If you assume that the Mets are stuck paying Beltran and Jason Bay a combined $32.5 million next year, I could see why you’d argue they can’t also be a player for Crawford, who is going to make big boy bucks and probably want at least a five-year deal.
But I’ve long thought Crawford, 29, is a National League player trapped in the American League.
Over nine seasons, Crawford has batted .295, hit 100 home runs, sprayed 100 triples and stolen 403 bases — good enough for second among all active players. I reiterate: In the American League. He’s also amassed these stats on mostly terrible Rays teams.
Citi Field is what it is — the stingiest home run ball park in the National League, stingier even than San Diego.
The Mets can’t undo the Bay signing, and I can understand why that — plus the whole Bernie Madoff thing — might make them reluctant to toss gobs more money at another outfield import.

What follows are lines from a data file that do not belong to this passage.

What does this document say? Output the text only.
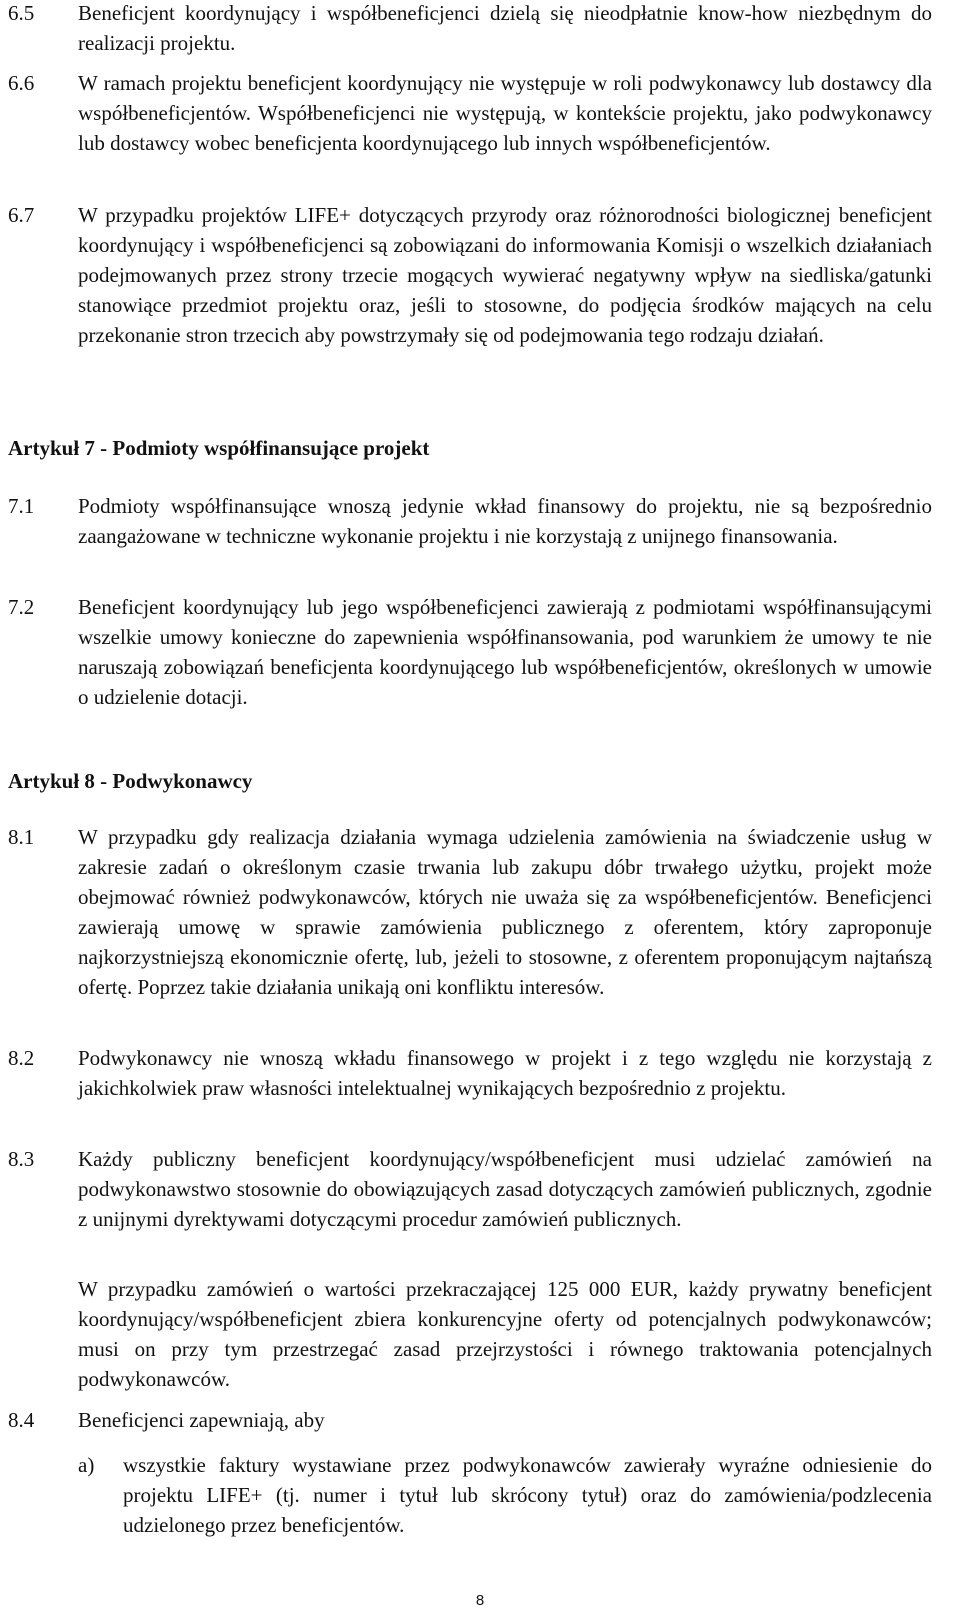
6.5 Beneficjent koordynujący i współbeneficjenci dzielą się nieodpłatnie know-how niezbędnym do realizacji projektu.
6.6 W ramach projektu beneficjent koordynujący nie występuje w roli podwykonawcy lub dostawcy dla współbeneficjentów. Współbeneficjenci nie występują, w kontekście projektu, jako podwykonawcy lub dostawcy wobec beneficjenta koordynującego lub innych współbeneficjentów.
6.7 W przypadku projektów LIFE+ dotyczących przyrody oraz różnorodności biologicznej beneficjent koordynujący i współbeneficjenci są zobowiązani do informowania Komisji o wszelkich działaniach podejmowanych przez strony trzecie mogących wywierać negatywny wpływ na siedliska/gatunki stanowiące przedmiot projektu oraz, jeśli to stosowne, do podjęcia środków mających na celu przekonanie stron trzecich aby powstrzymały się od podejmowania tego rodzaju działań.
Artykuł 7 - Podmioty współfinansujące projekt
7.1 Podmioty współfinansujące wnoszą jedynie wkład finansowy do projektu, nie są bezpośrednio zaangażowane w techniczne wykonanie projektu i nie korzystają z unijnego finansowania.
7.2 Beneficjent koordynujący lub jego współbeneficjenci zawierają z podmiotami współfinansującymi wszelkie umowy konieczne do zapewnienia współfinansowania, pod warunkiem że umowy te nie naruszają zobowiązań beneficjenta koordynującego lub współbeneficjentów, określonych w umowie o udzielenie dotacji.
Artykuł 8 - Podwykonawcy
8.1 W przypadku gdy realizacja działania wymaga udzielenia zamówienia na świadczenie usług w zakresie zadań o określonym czasie trwania lub zakupu dóbr trwałego użytku, projekt może obejmować również podwykonawców, których nie uważa się za współbeneficjentów. Beneficjenci zawierają umowę w sprawie zamówienia publicznego z oferentem, który zaproponuje najkorzystniejszą ekonomicznie ofertę, lub, jeżeli to stosowne, z oferentem proponującym najtańszą ofertę. Poprzez takie działania unikają oni konfliktu interesów.
8.2 Podwykonawcy nie wnoszą wkładu finansowego w projekt i z tego względu nie korzystają z jakichkolwiek praw własności intelektualnej wynikających bezpośrednio z projektu.
8.3 Każdy publiczny beneficjent koordynujący/współbeneficjent musi udzielać zamówień na podwykonawstwo stosownie do obowiązujących zasad dotyczących zamówień publicznych, zgodnie z unijnymi dyrektywami dotyczącymi procedur zamówień publicznych.
W przypadku zamówień o wartości przekraczającej 125 000 EUR, każdy prywatny beneficjent koordynujący/współbeneficjent zbiera konkurencyjne oferty od potencjalnych podwykonawców; musi on przy tym przestrzegać zasad przejrzystości i równego traktowania potencjalnych podwykonawców.
8.4 Beneficjenci zapewniają, aby
a) wszystkie faktury wystawiane przez podwykonawców zawierały wyraźne odniesienie do projektu LIFE+ (tj. numer i tytuł lub skrócony tytuł) oraz do zamówienia/podzlecenia udzielonego przez beneficjentów.
8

But I think Crawford’s speed could so some serious damage in that ballpark and give the Mets a great two-or-three-hole bat — not to mention that he’s played the highest-rated left-field defense in the majors this year.
The Mets shouldn’t let the Bay debacle keep them from making a run at Crawford. Of course, it’s easy for me to spend Fred Wilpon’s money. And whether they can outbid the Yankees is another matter.